Женщина подошла ко мне и одарила меня очередной лучезарной улыбкой.
— Спасибо, Андрюша, что ты за меня так переживаешь. Люба Чернова тоже когда-то увидела подобную сцену и предложила пожить мне у себя. Даже ключ от квартиры оставила. Я ведь ей иногда помогаю с больным Глебом. Мы с ней сейчас понимаем друг друга, как никто другой. Люба часто бывает на работе по вечерам, — сама ведь все тянет, — потому и приходиться мне иногда приходить ухаживать за ее мужем-калекой и ребятами. Только оставаться у них жить я при всем своем желании не могу, — семья большая, да ещё вдобавок такое горе…
— Да, ей с мужем куда сложнее, чем тебе, — согласно кивнул я.
— И то, и то по-своему плохо, — отрешённо произнесла Тамара. — Иногда грешным делом возникает желание и своего оболтуса как-нибудь покалечить, да нельзя, — уголовно наказуемое дело. Потому и приходиться вот так мучиться. А вообще он, когда трезвый, и мухи не обидит. Он ведь трус по натуре.
— Только трезвым он практически не бывает, — иронично констатировал я.
— Да пусть уж пьёт, только никого не трогает…
— Он знал, что у вас с Колесниковым был роман? — Вопрос сорвался с моих уст необдуманно, как-то самопроизвольно.
Женщина слегка передёрнулась, глянула на меня из-подо лба и задумчиво выкатила наружу свои спелые как вишни губы.
— Знал… — На подобный ответ она решилась не сразу. — Пойми, Андрей, как можно меня за это осуждать? Юрий был ласковым и нежным, а мужские качества Павла, сам понимаешь, ограничивались только бутылкой…
— Не надо оправдываться, Тамара. Я тебя ничуть не осуждаю. Это мог сделать человек, ни разу не видевший Павла Константиновича в глаза.
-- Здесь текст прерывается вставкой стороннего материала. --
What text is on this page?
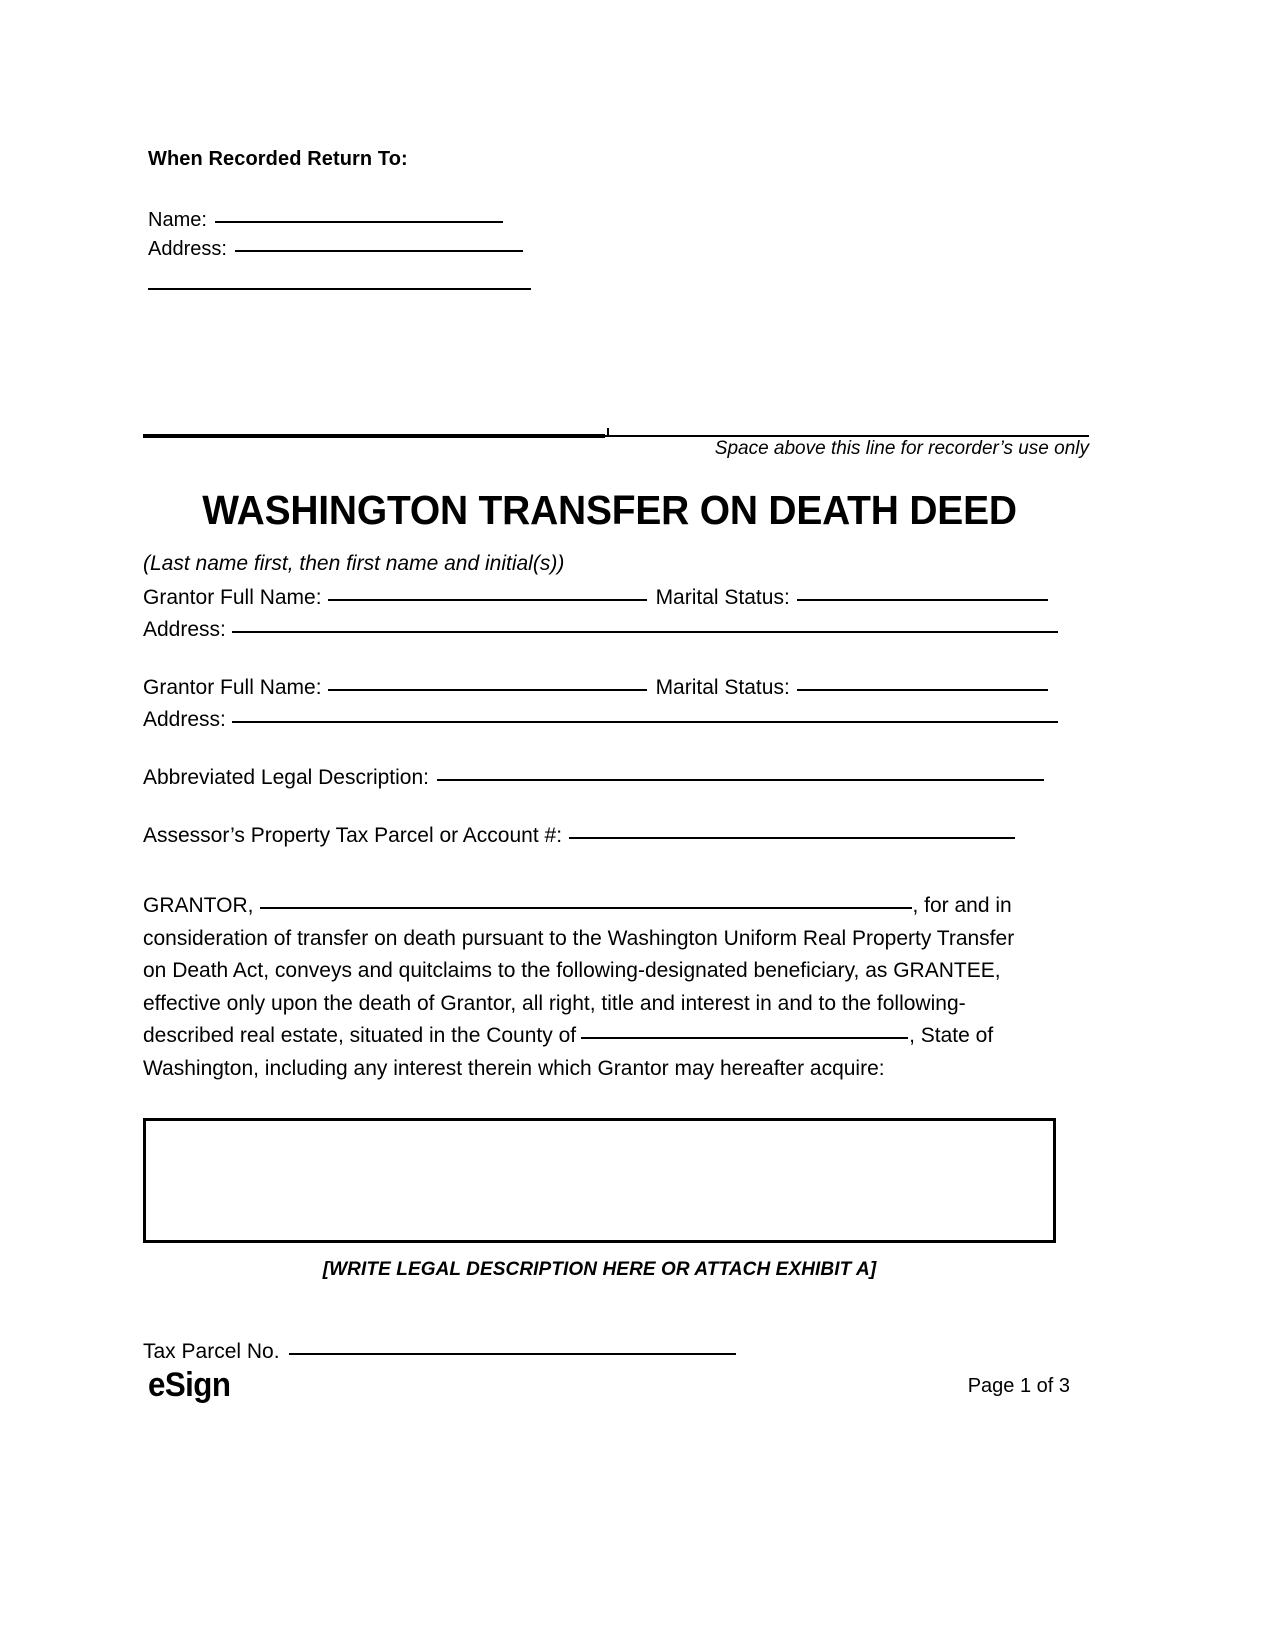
When Recorded Return To:
Name:
Address:
Space above this line for recorder’s use only
WASHINGTON TRANSFER ON DEATH DEED
(Last name first, then first name and initial(s))
Grantor Full Name:	Marital Status:
Address:
Grantor Full Name:	Marital Status:
Address:
Abbreviated Legal Description:
Assessor’s Property Tax Parcel or Account #:
GRANTOR,	, for and in
consideration of transfer on death pursuant to the Washington Uniform Real Property Transfer
on Death Act, conveys and quitclaims to the following-designated beneficiary, as GRANTEE,
effective only upon the death of Grantor, all right, title and interest in and to the following-
described real estate, situated in the County of	, State of
Washington, including any interest therein which Grantor may hereafter acquire:
[WRITE LEGAL DESCRIPTION HERE OR ATTACH EXHIBIT A]
Tax Parcel No.
eSign	Page 1 of 3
Быть верной такому мужу, — чистой воды преступление перед обществом.
Тамара нежно взяла меня за руку и повела за собой в более просторный по площади зал. Люстра вспыхнула ярким ослепительным светом, от которого я даже немного зажмурил глаза. Из мебели здесь стояли зелёный стандартный диван, два грубо сбитых кресла из того же набора и несколько старых, чуть ли не довоенной сборки шкафов. Весь пол был покрыт мягкими красными дорожками.
— Ты ведь не знаешь, Андрей, — угрюмо промолвила женщина, присаживаясь в одно из кресел, — всю историю моей жизни. То, что происходит сейчас, можно считать белой полосой. Прошлое выглядело куда ужаснее.
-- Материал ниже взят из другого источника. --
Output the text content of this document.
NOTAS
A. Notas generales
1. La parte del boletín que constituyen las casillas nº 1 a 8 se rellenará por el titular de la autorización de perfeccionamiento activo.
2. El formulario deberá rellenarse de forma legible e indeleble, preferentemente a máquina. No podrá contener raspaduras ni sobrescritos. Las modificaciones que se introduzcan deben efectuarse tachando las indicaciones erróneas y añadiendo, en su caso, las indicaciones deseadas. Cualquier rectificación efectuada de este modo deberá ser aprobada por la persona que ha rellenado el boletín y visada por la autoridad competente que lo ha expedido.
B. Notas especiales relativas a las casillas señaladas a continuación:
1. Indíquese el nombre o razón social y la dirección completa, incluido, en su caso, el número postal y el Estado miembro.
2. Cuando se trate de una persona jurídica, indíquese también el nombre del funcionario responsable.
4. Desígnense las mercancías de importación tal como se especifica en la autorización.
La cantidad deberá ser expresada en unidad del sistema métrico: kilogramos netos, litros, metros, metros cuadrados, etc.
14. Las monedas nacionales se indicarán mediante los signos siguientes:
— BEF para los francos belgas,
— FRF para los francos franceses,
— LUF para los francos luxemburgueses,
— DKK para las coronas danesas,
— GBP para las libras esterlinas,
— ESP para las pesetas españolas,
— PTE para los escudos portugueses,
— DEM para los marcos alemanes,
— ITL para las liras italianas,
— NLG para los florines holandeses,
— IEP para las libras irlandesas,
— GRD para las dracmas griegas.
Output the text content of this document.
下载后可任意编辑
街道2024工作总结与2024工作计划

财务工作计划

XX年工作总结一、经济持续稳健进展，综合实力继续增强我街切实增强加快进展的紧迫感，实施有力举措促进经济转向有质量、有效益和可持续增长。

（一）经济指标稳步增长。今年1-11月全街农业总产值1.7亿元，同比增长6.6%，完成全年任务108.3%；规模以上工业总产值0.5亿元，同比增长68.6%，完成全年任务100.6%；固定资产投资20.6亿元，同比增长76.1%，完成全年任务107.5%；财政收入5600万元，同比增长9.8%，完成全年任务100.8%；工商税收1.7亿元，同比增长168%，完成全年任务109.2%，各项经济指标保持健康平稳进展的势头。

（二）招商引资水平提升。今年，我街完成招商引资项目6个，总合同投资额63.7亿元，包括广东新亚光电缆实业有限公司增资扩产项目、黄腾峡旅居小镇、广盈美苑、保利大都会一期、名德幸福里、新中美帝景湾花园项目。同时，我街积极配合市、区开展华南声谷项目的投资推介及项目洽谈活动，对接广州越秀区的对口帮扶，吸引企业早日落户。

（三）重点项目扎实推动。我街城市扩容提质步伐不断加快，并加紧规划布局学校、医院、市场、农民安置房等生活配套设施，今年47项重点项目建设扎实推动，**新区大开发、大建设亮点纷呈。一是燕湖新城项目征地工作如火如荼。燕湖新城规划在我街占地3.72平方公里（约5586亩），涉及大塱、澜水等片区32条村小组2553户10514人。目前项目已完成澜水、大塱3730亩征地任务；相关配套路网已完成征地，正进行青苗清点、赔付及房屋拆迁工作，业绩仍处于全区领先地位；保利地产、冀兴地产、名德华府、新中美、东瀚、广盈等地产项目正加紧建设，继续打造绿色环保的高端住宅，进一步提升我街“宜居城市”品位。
— Может, не стоит тогда о нем и вспоминать?
— Нет, — категорически заявила Тамара, — сейчас мне просто необходимо перед кем-то открыть свою душу.
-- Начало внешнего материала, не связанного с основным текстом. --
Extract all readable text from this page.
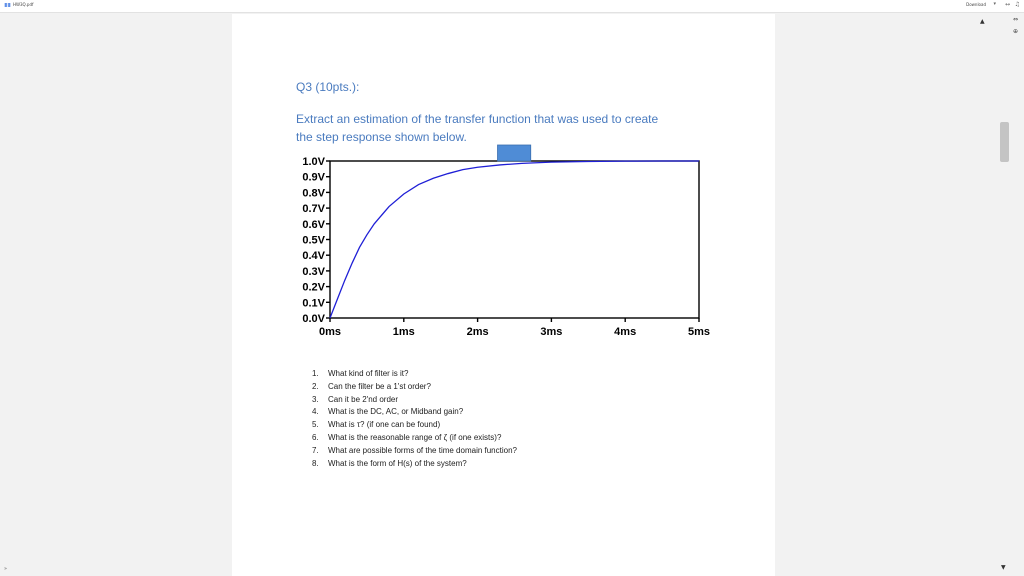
HW3Q.pdf	Download ▾ ↔ ♫
▲	⇔
⊕
▼
»
Q3 (10pts.):
Extract an estimation of the transfer function that was used to create
the step response shown below.
0.0V
0.1V
0.2V
0.3V
0.4V
0.5V
0.6V
0.7V
0.8V
0.9V
1.0V
0ms	1ms	2ms	3ms	4ms	5ms
1. What kind of filter is it?
2. Can the filter be a 1'st order?
3. Can it be 2'nd order
4. What is the DC, AC, or Midband gain?
5. What is τ? (if one can be found)
6. What is the reasonable range of ζ (if one exists)?
7. What are possible forms of the time domain function?
8. What is the form of H(s) of the system?
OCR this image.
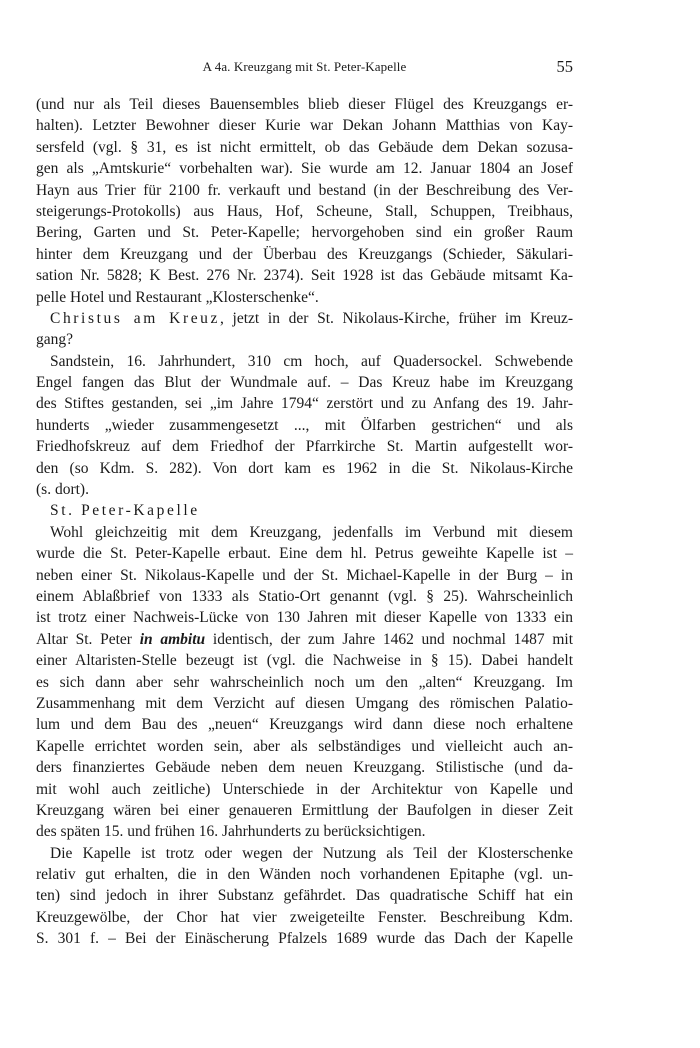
A 4a. Kreuzgang mit St. Peter-Kapelle	55
(und nur als Teil dieses Bauensembles blieb dieser Flügel des Kreuzgangs er-
halten). Letzter Bewohner dieser Kurie war Dekan Johann Matthias von Kay-
sersfeld (vgl. § 31, es ist nicht ermittelt, ob das Gebäude dem Dekan sozusa-
gen als „Amtskurie“ vorbehalten war). Sie wurde am 12. Januar 1804 an Josef
Hayn aus Trier für 2100 fr. verkauft und bestand (in der Beschreibung des Ver-
steigerungs-Protokolls) aus Haus, Hof, Scheune, Stall, Schuppen, Treibhaus,
Bering, Garten und St. Peter-Kapelle; hervorgehoben sind ein großer Raum
hinter dem Kreuzgang und der Überbau des Kreuzgangs (Schieder, Säkulari-
sation Nr. 5828; K Best. 276 Nr. 2374). Seit 1928 ist das Gebäude mitsamt Ka-
pelle Hotel und Restaurant „Klosterschenke“.
Christus am Kreuz, jetzt in der St. Nikolaus-Kirche, früher im Kreuz-
gang?
Sandstein, 16. Jahrhundert, 310 cm hoch, auf Quadersockel. Schwebende
Engel fangen das Blut der Wundmale auf. – Das Kreuz habe im Kreuzgang
des Stiftes gestanden, sei „im Jahre 1794“ zerstört und zu Anfang des 19. Jahr-
hunderts „wieder zusammengesetzt ..., mit Ölfarben gestrichen“ und als
Friedhofskreuz auf dem Friedhof der Pfarrkirche St. Martin aufgestellt wor-
den (so Kdm. S. 282). Von dort kam es 1962 in die St. Nikolaus-Kirche
(s. dort).
St. Peter-Kapelle
Wohl gleichzeitig mit dem Kreuzgang, jedenfalls im Verbund mit diesem
wurde die St. Peter-Kapelle erbaut. Eine dem hl. Petrus geweihte Kapelle ist –
neben einer St. Nikolaus-Kapelle und der St. Michael-Kapelle in der Burg – in
einem Ablaßbrief von 1333 als Statio-Ort genannt (vgl. § 25). Wahrscheinlich
ist trotz einer Nachweis-Lücke von 130 Jahren mit dieser Kapelle von 1333 ein
Altar St. Peter in ambitu identisch, der zum Jahre 1462 und nochmal 1487 mit
einer Altaristen-Stelle bezeugt ist (vgl. die Nachweise in § 15). Dabei handelt
es sich dann aber sehr wahrscheinlich noch um den „alten“ Kreuzgang. Im
Zusammenhang mit dem Verzicht auf diesen Umgang des römischen Palatio-
lum und dem Bau des „neuen“ Kreuzgangs wird dann diese noch erhaltene
Kapelle errichtet worden sein, aber als selbständiges und vielleicht auch an-
ders finanziertes Gebäude neben dem neuen Kreuzgang. Stilistische (und da-
mit wohl auch zeitliche) Unterschiede in der Architektur von Kapelle und
Kreuzgang wären bei einer genaueren Ermittlung der Baufolgen in dieser Zeit
des späten 15. und frühen 16. Jahrhunderts zu berücksichtigen.
Die Kapelle ist trotz oder wegen der Nutzung als Teil der Klosterschenke
relativ gut erhalten, die in den Wänden noch vorhandenen Epitaphe (vgl. un-
ten) sind jedoch in ihrer Substanz gefährdet. Das quadratische Schiff hat ein
Kreuzgewölbe, der Chor hat vier zweigeteilte Fenster. Beschreibung Kdm.
S. 301 f. – Bei der Einäscherung Pfalzels 1689 wurde das Dach der Kapelle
Не выпуская её ладони из своей, я послушно присел на скрипящий диван и постарался, насколько мог, выразить своим взглядом реальное сочувствие. Думаю, у меня это получилось.
— Так вот, Андрей, всё дело в том, — с нотками дрожи в голосе и небольшими промежутками между словами проговорила Тамара, — что наши отношения с Павлом носят такой странный характер неспроста. Когда мне было всего шестнадцать лет, этот человек, тогда ещё простой местный молодой тунеядец и хулиган, попросту меня взял и изнасиловал…
— То есть как? — Данное сообщение меня словно огрело сковородкой по голове.
— Обыкновенно, как это делают все остальные насильники, не лучше и не хуже, — немного переведя дыхание, ответила женщина. По всей видимости, говорить ей стало немного легче, так как самую тяжёлую фразу она уже произнесла. — Я была тогда на редкость примерной девочкой, — хорошо училась в школе, задорно гуляла в компаниях, изредка веселилась на вечеринках, но, в отличии от моих более решительных подруг, никогда не курила, не пила и не спала с парнями. Я была слишком упрямой, не поддавалась ни на какие соблазны со стороны мужчин и строго себя берегла для будущей семейной жизни. Однажды после урока физкультуры я задержалась в спортзале дольше от других. У меня тогда не получалось одно легкоатлетическое упражнение, и я осталась потренироваться. Как туда вошёл Павел, мне не понятно до сих пор. Он шатался в тот вечер по нашей школе пьяный, не знаю, кого именно он там искал, но нашёл меня. Увидев, как он входит в спортзал, я испугалась, слетела с брусьев и ушибла ногу. Мне стало больно, я закричала. Вот тут парень, словно по команде, и бросился ко мне, зажал рот, чтобы я не издавала никаких звуков…
Тамара снова замолчала и пустила тонкую струйку слезы.
— Если тебе слишком тяжело, не надо об этом рассказывать, — попытался остановить её я.